Le travail en tant que tel a été identifié de manière peu explicite dans les contributions de l’École de Montréal. Dans le chapitre 6, nous allons rendre compte de l’importance du contexte des situations locales du travail dans le processus de co-construction de sens. Nous proposons d’introduire la notion de pratique, telle que définie par Silvia Gherardi (2006 ; 2008 ; 2009), pour approfondir la réflexion sur ce qui relève des textes tels qu’ils émergent des situations.

- La distinction entre les « écrits » et les « textes » n’est pas complètement mise au clair dans l’approche proposée par les chercheurs de l’École de Montréal. Cette distinction nous semble d’autant importante qu’elle interroge la question de la matérialité. Rappelons que selon cette approche, l’organisation se matérialise par les textes (Taylor, 1993). Selon ces auteurs (Taylor, Van Every, 2000 ; Cooren, 2009) pour pouvoir « écrire » une organisation, les textes doivent « faire objet d’une conversation, d’une négociation, d’une discussion, d’un débat » (Cooren, 2009, p.14). La notion de texte va au-delà du niveau du « document », elle s’étend à tout discours écrit ou oral. Nous remarquons qu’un nombre conséquent de travaux se concentre sur les textes oraux, tels qu’émergeant des situations de conversations. Est-ce que la matérialité de l’organisation peut-être réduite à ces textes ? Quel statut ont les écrits qui ne sont pas (ou pas encore) un texte ? Quel rôle ont-ils dans un contexte organisationnel ? Nous allons approfondir ce questionnement dans le chapitre 7. Nous nous donnons comme objectif d’interroger la question de la matérialité de l’organisation en prenant en compte des artefacts qui viennent équiper les processus communicationnels et organisants, ou les activités de travail. Nous allons étudier comment les écrits organisationnels, produits et manipulés par les acteurs, participent à ce processus de co-construction d’organisations.

- En parallèle, dans ce même chapitre, nous proposons de retravailler la notion de conversation pour montrer comment ce qui est identifié comme un processus dynamique entre la conversation et les textes peut avoir lieu dans et à travers les écrits. La notion de conversation identifiée comme étant la « surface » (Taylor, 1993) de l’organisation, du fait de son caractère actionnel, reste en partie inexploitée dans la mesure où elle est souvent réduite à ce que nous considérons comme situation de communication au sens classique des rencontres directes de type face-à-face. Or, comme l’ont démontré de nombreux auteurs (Delcambre, 1990, 1997 ; Denis, Pontille,

2010 ; 2014, Mayère, Roux, 2009) l’écriture participe directement de l’activité de la construction de sens.

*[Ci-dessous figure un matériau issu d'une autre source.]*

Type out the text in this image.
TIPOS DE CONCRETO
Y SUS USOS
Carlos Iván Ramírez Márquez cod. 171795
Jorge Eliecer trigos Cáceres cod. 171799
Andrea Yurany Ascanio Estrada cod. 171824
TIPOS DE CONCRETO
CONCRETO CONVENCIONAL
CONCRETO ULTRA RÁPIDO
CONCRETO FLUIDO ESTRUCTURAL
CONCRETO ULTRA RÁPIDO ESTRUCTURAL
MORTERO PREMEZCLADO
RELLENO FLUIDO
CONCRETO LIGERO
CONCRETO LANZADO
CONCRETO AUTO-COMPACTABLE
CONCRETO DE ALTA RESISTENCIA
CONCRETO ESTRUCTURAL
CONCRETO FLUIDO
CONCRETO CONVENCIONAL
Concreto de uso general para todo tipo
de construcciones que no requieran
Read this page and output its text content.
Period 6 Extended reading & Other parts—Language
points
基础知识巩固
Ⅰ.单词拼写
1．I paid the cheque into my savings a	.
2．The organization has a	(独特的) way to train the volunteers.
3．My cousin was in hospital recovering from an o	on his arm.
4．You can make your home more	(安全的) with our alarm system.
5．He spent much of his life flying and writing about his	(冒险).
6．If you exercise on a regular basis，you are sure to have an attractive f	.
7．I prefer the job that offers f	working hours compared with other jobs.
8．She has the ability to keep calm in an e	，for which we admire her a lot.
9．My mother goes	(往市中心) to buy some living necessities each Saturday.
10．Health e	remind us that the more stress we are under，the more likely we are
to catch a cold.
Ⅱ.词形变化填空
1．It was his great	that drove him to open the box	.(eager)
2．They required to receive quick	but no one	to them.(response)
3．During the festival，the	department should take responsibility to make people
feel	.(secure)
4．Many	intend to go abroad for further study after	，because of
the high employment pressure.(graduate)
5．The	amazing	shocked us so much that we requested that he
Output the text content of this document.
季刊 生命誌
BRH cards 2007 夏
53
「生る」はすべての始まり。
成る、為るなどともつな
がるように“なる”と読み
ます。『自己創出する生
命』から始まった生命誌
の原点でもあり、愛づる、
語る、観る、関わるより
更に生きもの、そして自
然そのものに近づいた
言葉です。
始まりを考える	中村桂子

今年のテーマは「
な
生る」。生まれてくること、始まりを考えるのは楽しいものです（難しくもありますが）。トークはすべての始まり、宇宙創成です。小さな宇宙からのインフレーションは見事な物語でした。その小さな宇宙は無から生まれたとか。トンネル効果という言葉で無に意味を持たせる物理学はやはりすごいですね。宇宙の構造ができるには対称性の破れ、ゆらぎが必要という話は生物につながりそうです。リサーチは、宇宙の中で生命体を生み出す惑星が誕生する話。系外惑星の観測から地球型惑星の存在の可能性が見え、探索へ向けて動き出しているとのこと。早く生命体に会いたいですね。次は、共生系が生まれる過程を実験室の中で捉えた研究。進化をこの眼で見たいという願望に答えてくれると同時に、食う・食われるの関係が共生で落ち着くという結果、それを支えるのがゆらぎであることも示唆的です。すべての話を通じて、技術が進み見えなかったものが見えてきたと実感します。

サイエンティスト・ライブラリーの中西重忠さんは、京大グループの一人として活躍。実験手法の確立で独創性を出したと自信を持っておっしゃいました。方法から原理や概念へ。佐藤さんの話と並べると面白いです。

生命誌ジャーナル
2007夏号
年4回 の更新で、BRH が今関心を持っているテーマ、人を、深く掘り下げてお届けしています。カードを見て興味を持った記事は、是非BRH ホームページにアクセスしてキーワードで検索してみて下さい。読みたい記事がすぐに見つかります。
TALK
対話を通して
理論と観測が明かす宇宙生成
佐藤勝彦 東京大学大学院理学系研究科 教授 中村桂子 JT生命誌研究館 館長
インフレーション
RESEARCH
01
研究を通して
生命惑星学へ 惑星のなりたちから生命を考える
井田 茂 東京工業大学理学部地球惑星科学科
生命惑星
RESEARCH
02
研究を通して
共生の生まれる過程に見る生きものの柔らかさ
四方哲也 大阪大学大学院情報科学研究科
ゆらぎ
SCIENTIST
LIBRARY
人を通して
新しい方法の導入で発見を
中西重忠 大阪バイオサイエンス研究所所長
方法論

En cherchant une inspiration tant dans les approches ACO que CCO, nous allons explorer plus en avant les convergences et différences conceptuelles, tout en essayant de dépasser le clivage « macro »/« micro » qui pose des limites dans les recherches en communication organisationnelle et empêche de saisir les processus organisants dans leur complexité. Pour compléter notre démarche théorique, dans le chapitre 2, nous exposons ce qui nous aidera à questionner les processus organisants dans un environnement spécifique, celui du contrôle aérien qui relève par ses spécificités de ce que certains travaux – que nous allons questionner – spécifient comme « organisations hautement fiables ». En explorant cette notion, nous allons aborder plus en avant les questions de sécurité dans ces organisations.